IŞİD, Rusya, İsrail
“Yayın yasağı” nedeniyle olaya girmiyorum.İçimdeki isyan lavını püskürteceğim.......................Vahşice, vandalca, lanet olası bir saldırı...Sevdiklerine kavuşmak, iş bağlantısı kurmak...
“Yayın yasağı” nedeniyle olaya girmiyorum.
İçimdeki isyan lavını püskürteceğim.
......................
Vahşice, vandalca, lanet olası bir saldırı...
Sevdiklerine kavuşmak, iş bağlantısı kurmak ya da güzel bir tatil için İstanbul Atatürk Havalimanı Dış Hatlar Terminali’ne gelmiş 42 masumu öldürmek, 236 masumu yaralamak...
Kendilerini de patlatmak.
Bu yaratıklara “insan” denebilir mi?
......................
Yaşamını yitirenlere rahmet, yaralılara şifa diliyorum yürekten.
......................
Oysa...
Uzun süredir ilk kez Türkiye’nin alacakaranlığı aydınlanmaya başlamıştı.
Önce...
İsrail’le ve hemen ardından Rusya’yla “restorasyon (onarım)” geldi gündeme.
İsrail’le karşılıklı imzalar atıldı.
Ardından Cumhurbaşkanı Erdoğan’ın Rusya Devlet Başkanı Putin’e mektubu ve bunu izleyen “Erdoğan-Putin” telefon görüşmesi...

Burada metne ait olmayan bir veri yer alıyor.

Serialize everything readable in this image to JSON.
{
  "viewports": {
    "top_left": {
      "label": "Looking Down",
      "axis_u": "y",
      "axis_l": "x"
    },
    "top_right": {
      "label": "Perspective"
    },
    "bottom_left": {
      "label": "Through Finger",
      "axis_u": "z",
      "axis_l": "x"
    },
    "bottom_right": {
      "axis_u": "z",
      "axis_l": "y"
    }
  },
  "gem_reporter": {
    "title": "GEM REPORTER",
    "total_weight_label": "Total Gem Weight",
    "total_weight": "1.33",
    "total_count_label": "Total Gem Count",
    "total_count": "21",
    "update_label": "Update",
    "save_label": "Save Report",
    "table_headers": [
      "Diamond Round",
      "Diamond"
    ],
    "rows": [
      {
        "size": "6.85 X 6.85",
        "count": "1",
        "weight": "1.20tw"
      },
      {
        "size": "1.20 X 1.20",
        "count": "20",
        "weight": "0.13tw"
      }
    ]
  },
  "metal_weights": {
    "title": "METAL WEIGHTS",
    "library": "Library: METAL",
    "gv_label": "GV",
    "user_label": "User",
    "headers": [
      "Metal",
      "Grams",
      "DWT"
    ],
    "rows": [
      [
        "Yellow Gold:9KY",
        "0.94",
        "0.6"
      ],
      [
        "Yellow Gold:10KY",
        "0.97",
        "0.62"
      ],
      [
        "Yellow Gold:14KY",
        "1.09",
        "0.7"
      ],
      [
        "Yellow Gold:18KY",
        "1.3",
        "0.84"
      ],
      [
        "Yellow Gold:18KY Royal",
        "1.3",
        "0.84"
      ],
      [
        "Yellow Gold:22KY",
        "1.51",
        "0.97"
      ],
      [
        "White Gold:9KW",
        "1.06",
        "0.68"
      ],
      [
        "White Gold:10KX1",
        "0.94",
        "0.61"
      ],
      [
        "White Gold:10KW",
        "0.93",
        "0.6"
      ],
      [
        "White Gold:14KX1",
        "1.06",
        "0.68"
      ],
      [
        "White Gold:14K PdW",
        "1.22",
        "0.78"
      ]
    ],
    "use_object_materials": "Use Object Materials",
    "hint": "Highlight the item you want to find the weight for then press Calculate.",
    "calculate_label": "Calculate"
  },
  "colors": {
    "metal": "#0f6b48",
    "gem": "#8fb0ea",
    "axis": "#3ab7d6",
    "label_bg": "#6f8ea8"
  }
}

Her iki ülkeyle de buzulların kırılacağı, ısınan ilişkilerde eriyebileceği umudunun tomurcuklanması...
.......................
Gerçi...
Analizlerde bu “onarımların” koşulları tartışılmakta.
“Kimin eli üstte” yorumları yapılmakta.
Ama...
Bunlar atılmış bulunan adımların altında kalması gereken “bla bla”lar...
Örneğin...
“İsrail, Gazze’ye ambargoyu kaldırmadı” ya da “Artık blokaj yok” gibi karşıt görüşler.
Sonuçta Türkiye, Gazze’ye enerji sağlamak, inşaatlar yapabilmek, insani yardımları götürebilmek olanaklarını blokajda büyük bir parantez açarak gerçekleştirebilecek.
Bunun İsrail limanından yapılması geri planda kalır.
Önemli olan, Gazze insanlarının ihtiyaçlarını karşılama gerçeğidir.